I try to push the memories from my mind. Push them back into the abyss that they’re always hiding in. Rylee can’t love me. No one can love me. My head fucks with me as I glance down the bar. The man sitting with his back to me causes sickness to grapple though me. Greasy dark hair. A paunchy gut. I know if he turns around what he’ll look like. What he’ll smell like. What he’ll taste like.

I toss back the seventh shot, trying to force the bile down. Trying to numb the fucking pain—pain that won’t go the fuck away even though I know in my right head that it’s not him.

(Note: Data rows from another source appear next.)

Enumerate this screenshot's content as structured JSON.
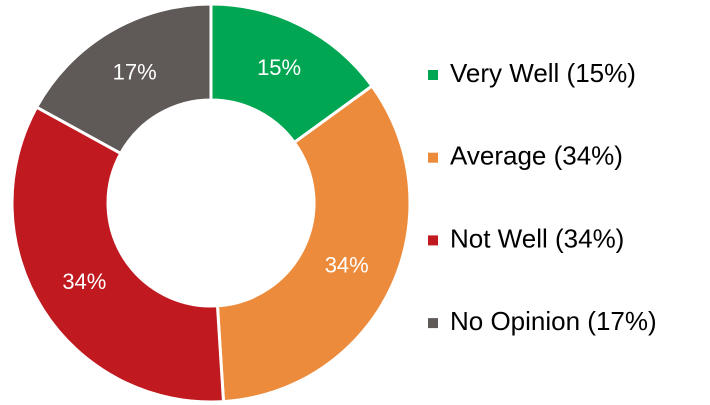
{
  "chart_data": {
    "type": "donut",
    "categories": [
      "Very Well (15%)",
      "Average (34%)",
      "Not Well (34%)",
      "No Opinion (17%)"
    ],
    "values": [
      15,
      34,
      34,
      17
    ],
    "value_labels": [
      "15%",
      "34%",
      "34%",
      "17%"
    ],
    "colors": [
      "#00a651",
      "#ed8b3c",
      "#c0191f",
      "#5f5a58"
    ],
    "legend": "right"
  }
}
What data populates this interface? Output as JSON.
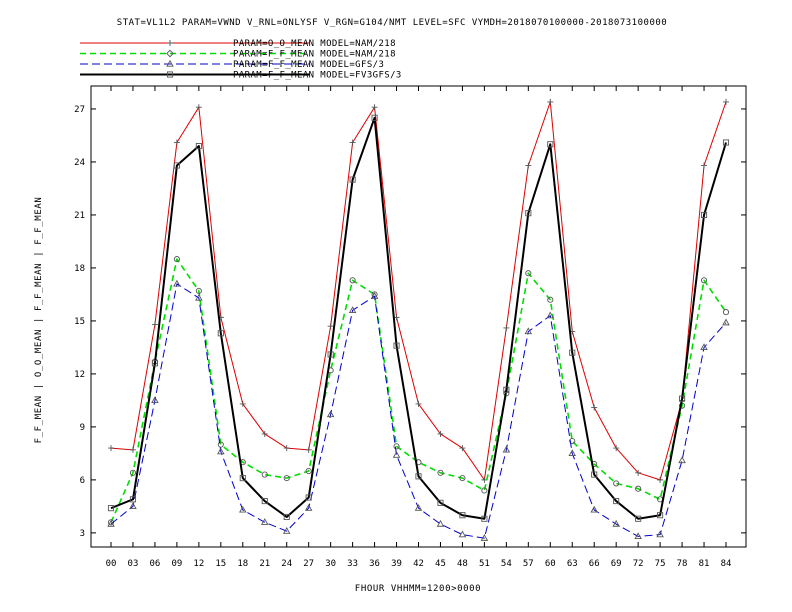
{
  "chart_data": {
    "type": "line",
    "title": "STAT=VL1L2 PARAM=VWND V_RNL=ONLYSF V_RGN=G104/NMT LEVEL=SFC VYMDH=2018070100000-2018073100000",
    "xlabel": "FHOUR VHHMM=1200>0000",
    "ylabel": "F_F_MEAN | O_O_MEAN | F_F_MEAN | F_F_MEAN",
    "categories": [
      "00",
      "03",
      "06",
      "09",
      "12",
      "15",
      "18",
      "21",
      "24",
      "27",
      "30",
      "33",
      "36",
      "39",
      "42",
      "45",
      "48",
      "51",
      "54",
      "57",
      "60",
      "63",
      "66",
      "69",
      "72",
      "75",
      "78",
      "81",
      "84"
    ],
    "yticks": [
      3,
      6,
      9,
      12,
      15,
      18,
      21,
      24,
      27
    ],
    "ylim": [
      2.2,
      28.3
    ],
    "grid": false,
    "legend_position": "top-left",
    "series": [
      {
        "name": "PARAM=O_O_MEAN MODEL=NAM/218",
        "color": "#dd0000",
        "dash": "",
        "width": 1,
        "marker": "plus",
        "values": [
          7.8,
          7.7,
          14.8,
          25.1,
          27.1,
          15.2,
          10.3,
          8.6,
          7.8,
          7.7,
          14.7,
          25.1,
          27.1,
          15.2,
          10.3,
          8.6,
          7.8,
          6.0,
          14.6,
          23.8,
          27.4,
          14.4,
          10.1,
          7.8,
          6.4,
          6.0,
          10.5,
          23.8,
          27.4
        ]
      },
      {
        "name": "PARAM=F_F_MEAN MODEL=NAM/218",
        "color": "#00dd00",
        "dash": "6,4",
        "width": 1.6,
        "marker": "circle",
        "values": [
          3.6,
          6.4,
          12.7,
          18.5,
          16.7,
          8.0,
          7.0,
          6.3,
          6.1,
          6.5,
          12.2,
          17.3,
          16.5,
          7.9,
          7.0,
          6.4,
          6.1,
          5.4,
          10.9,
          17.7,
          16.2,
          8.2,
          6.9,
          5.8,
          5.5,
          4.9,
          10.2,
          17.3,
          15.5
        ]
      },
      {
        "name": "PARAM=F_F_MEAN MODEL=GFS/3",
        "color": "#0000cc",
        "dash": "8,4",
        "width": 1,
        "marker": "triangle",
        "values": [
          3.5,
          4.5,
          10.5,
          17.1,
          16.3,
          7.6,
          4.3,
          3.6,
          3.1,
          4.4,
          9.7,
          15.6,
          16.4,
          7.4,
          4.4,
          3.5,
          2.9,
          2.7,
          7.7,
          14.4,
          15.3,
          7.5,
          4.3,
          3.5,
          2.8,
          2.9,
          7.1,
          13.5,
          14.9
        ]
      },
      {
        "name": "PARAM=F_F_MEAN MODEL=FV3GFS/3",
        "color": "#000000",
        "dash": "",
        "width": 2,
        "marker": "square",
        "values": [
          4.4,
          4.9,
          12.6,
          23.8,
          24.9,
          14.3,
          6.1,
          4.8,
          3.9,
          5.0,
          13.1,
          23.0,
          26.5,
          13.6,
          6.2,
          4.7,
          4.0,
          3.8,
          11.1,
          21.1,
          25.0,
          13.2,
          6.3,
          4.8,
          3.8,
          4.0,
          10.6,
          21.0,
          25.1
        ]
      }
    ]
  }
}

Can’t be. It’s just my mind fucking with me because the alcohol hasn’t numbed enough yet.

I push my forehead in my hands. It’s Rylee’s voice clear as day that I hear in my head—but it’s his face that I see when I hear those three words.

Not Rylee’s.

Just his.

And my Mom’s. Her lips and that ragged smile giving me her constant affirmation of the freakish horror inside of me.

The blackness has already poisoned me. There’s no way in hell I’m going to let it kill Rylee too. Number ten goes down and my lips are starting to not work.

A catastrophic exit. The perfect fucking meaning to Ace. I start laughing. It hurts so fucking much that I can’t stop. I’m barely holding it together. And I’m afraid that if I do stop, I’m going to fracture just like the goddamn mirror.

Humpty fuckin’ Dumpty.



“This is the way you want it to be. Guess you don’t want me,” I sing solemnly with my old standby, Matchbox Twenty, as I drive home after my shift the next day. I still haven’t heard from Colton, but then again I hadn’t expected to.